As investigações indicaram o repasse de propina pela Odebrecht sob a forma disfarçada de doação filantrópica. Pagamentos foram intermediadas por Antonio Palocci e Paulo Okamotto, também denunciados.

Ascom/MPF

A força-tarefa Lava Jato do Ministério Público Federal (MPF) no Paraná ofereceu, nessa segunda-feira (14), denúncia contra o ex-presidente Luiz Inácio Lula da Silva, o ex-ministro da Fazenda Antonio Palocci e o presidente do Instituto Lula, Paulo Okamotto, pelo crime de lavagem de dinheiro. 
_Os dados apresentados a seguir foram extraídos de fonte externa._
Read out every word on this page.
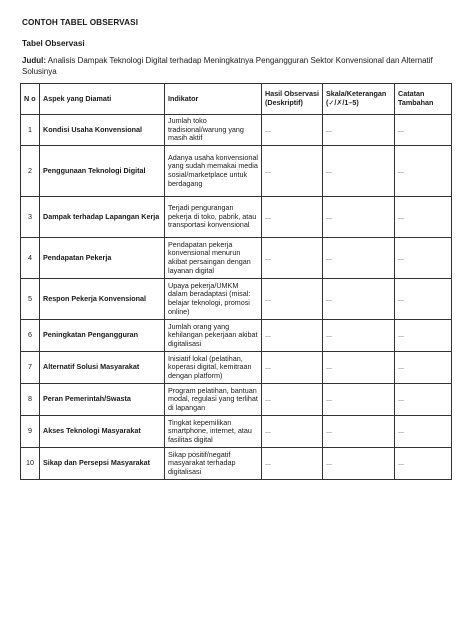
CONTOH TABEL OBSERVASI
Tabel Observasi
Judul: Analisis Dampak Teknologi Digital terhadap Meningkatnya Pengangguran Sektor Konvensional dan Alternatif Solusinya
N o	Aspek yang Diamati	Indikator	Hasil Observasi (Deskriptif)	Skala/Keterangan (✓/✗/1–5)	Catatan Tambahan
1	Kondisi Usaha Konvensional	Jumlah toko tradisional/warung yang masih aktif	...	...	...
2	Penggunaan Teknologi Digital	Adanya usaha konvensional yang sudah memakai media sosial/marketplace untuk berdagang	...	...	...
3	Dampak terhadap Lapangan Kerja	Terjadi pengurangan pekerja di toko, pabrik, atau transportasi konvensional	...	...	...
4	Pendapatan Pekerja	Pendapatan pekerja konvensional menurun akibat persaingan dengan layanan digital	...	...	...
5	Respon Pekerja Konvensional	Upaya pekerja/UMKM dalam beradaptasi (misal: belajar teknologi, promosi online)	...	...	...
6	Peningkatan Pengangguran	Jumlah orang yang kehilangan pekerjaan akibat digitalisasi	...	...	...
7	Alternatif Solusi Masyarakat	Inisiatif lokal (pelatihan, koperasi digital, kemitraan dengan platform)	...	...	...
8	Peran Pemerintah/Swasta	Program pelatihan, bantuan modal, regulasi yang terlihat di lapangan	...	...	...
9	Akses Teknologi Masyarakat	Tingkat kepemilikan smartphone, internet, atau fasilitas digital	...	...	...
10	Sikap dan Persepsi Masyarakat	Sikap positif/negatif masyarakat terhadap digitalisasi	...	...	...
Eles são acusados da prática do crime de lavagem de dinheiro por meio de doações para dissimular o repasse de R$ 4 milhões durante o período compreendido entre dezembro de 2013 e março de 2014. 

Conforme consta na denúncia, os valores ilícitos foram repassados mediante quatro operações de doação simulada realizadas pelo Grupo Odebrecht em favor do Instituto Lula, cada uma no valor de R$ 1 milhão.

A existência de contas correntes informais de propinas entre as empreiteiras Odebrecht e OAS com o Partido dos Trabalhadores (PT), a partir das quais foram repassados valores milionários para a aquisição e reforma de imóveis em favor do ex-presidente Lula – uma cobertura triplex no Guarujá/SP e um sítio em Atibaia – já foram reconhecidas pelo Juízo Federal da 13ª Vara de Curitiba e pelo Tribunal Regional Federal da 4ª Região, em feitos conexos, especificamente as ações penais n. 5046512-94.2016.4.04.7000 e 5021365-32.2017.4.04.7000. 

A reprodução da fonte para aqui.